Claims of bias have rocked the recruitment of a managing director at the Kenya Plant Health Inspectorate Services after candidates aged above 56 years were allegedly locked out.
Candidates who spoke to the Star in confidence accused board chairman Robin Achoki of discrimination when there is no law to back his alleged decision. Achoki denies wrongdoing.
“As long as you are within the years where you can serve for a three-year full term, that is allowed. But we do not know why we were discriminated [against],” a candidate told the Star.
They want Agriculture Cabinet Secretary Peter Munya to order a repeat of the recruitment process, saying that is the only way they can get justice.
“Our hope is now with the CS. We want him to come to our rescue and ensure that we get justice. We are Kenyans and we deserve to be treated as such,” the candidate said.
In a document seen by the Star, out of 13 candidates who were interviewed and considered for appointment, four were locked out for being 56 and above.
In the first interview, Evans Atuti came first with 95.5 per cent, followed by Edward Mamati (94.75), Josephat Nyongesa (93.75), Nambunya Irene (93.5), Theophilus Mwendwa (93), Caleb Olweny (91.5), Hassan Tongola (85.75), Ezekiel Kiptoo (80.5) and Geoffrey Mwacha (78.25) respectively.
As the board prepared to proceed for the second round of interviews, Munya axed some members to remove excess seats.
The new board then interviewed shortlisted candidates. Mwenda is said to have been ranked first, followed by Atuti and Nambunya respectively.
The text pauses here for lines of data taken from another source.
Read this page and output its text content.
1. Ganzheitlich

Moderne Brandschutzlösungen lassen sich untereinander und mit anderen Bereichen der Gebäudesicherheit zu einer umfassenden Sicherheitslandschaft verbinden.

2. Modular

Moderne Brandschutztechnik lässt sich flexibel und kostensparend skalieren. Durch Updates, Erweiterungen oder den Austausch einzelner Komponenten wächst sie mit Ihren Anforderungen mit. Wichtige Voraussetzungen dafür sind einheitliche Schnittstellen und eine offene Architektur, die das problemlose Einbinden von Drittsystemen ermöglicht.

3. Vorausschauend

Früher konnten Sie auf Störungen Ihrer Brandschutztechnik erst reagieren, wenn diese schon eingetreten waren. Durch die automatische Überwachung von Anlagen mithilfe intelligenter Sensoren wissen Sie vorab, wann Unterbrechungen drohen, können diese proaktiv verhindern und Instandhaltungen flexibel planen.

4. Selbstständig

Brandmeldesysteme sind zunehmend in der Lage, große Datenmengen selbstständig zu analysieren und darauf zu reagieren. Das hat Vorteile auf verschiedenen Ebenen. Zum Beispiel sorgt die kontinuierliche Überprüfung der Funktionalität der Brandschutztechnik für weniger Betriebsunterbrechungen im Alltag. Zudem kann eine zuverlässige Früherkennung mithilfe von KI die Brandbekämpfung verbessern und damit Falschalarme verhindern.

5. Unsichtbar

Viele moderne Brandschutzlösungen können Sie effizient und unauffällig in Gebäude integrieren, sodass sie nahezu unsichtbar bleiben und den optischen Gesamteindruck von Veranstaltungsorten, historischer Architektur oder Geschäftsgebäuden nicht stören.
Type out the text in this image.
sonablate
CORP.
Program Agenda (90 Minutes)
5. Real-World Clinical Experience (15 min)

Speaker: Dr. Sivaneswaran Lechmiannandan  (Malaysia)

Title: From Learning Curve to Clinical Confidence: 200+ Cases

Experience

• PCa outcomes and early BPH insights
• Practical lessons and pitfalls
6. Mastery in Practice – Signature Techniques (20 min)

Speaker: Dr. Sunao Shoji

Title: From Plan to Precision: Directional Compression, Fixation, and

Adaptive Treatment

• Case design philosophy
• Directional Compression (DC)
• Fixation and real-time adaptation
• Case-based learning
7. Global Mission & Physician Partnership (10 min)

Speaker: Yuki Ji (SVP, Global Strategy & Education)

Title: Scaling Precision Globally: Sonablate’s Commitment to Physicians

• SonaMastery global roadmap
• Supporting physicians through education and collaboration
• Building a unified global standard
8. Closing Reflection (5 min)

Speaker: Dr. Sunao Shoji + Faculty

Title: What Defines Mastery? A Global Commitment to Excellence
On September 1, Munya wrote to the board to hasten the hiring, noting that there was no justification for the delays.
“Having granted the board my approval to undertake the exercise in April, I wish to note that this exercise has taken an extraordinarily long time to finalise and I wish to direct that the board now concludes this process not later than September 1,” Munya said in a letter to the chairman.
Meanwhile, staff have accused Achoki of micromanaging and interfering with the day-to-day activities of the management. They say arbitrary transfers have caused disharmony among the staff.
Acting managing director Simeon Kibet declined to comment on the allegations levelled against the chairman. “I have no comment,” he told the Star on the phone.
Achoki dismissed the claims, saying the recruitment of the new CEO was transparent. He said if there were vested interests, his tribesman would have been forwarded for appointment.
He also denied claims that he interferes with the management of the organisation as the role of the board limited to policy.
“The individuals making such claims are out of order. The exercise was transparent and was done during the daytime. Sixty-four candidates applied and nine qualified to be shortlisted,” he said.
“Day-to-day running of Kephis is not part of our function; so to say I give instruction for some people to be transferred or dismissed is not true,” he added.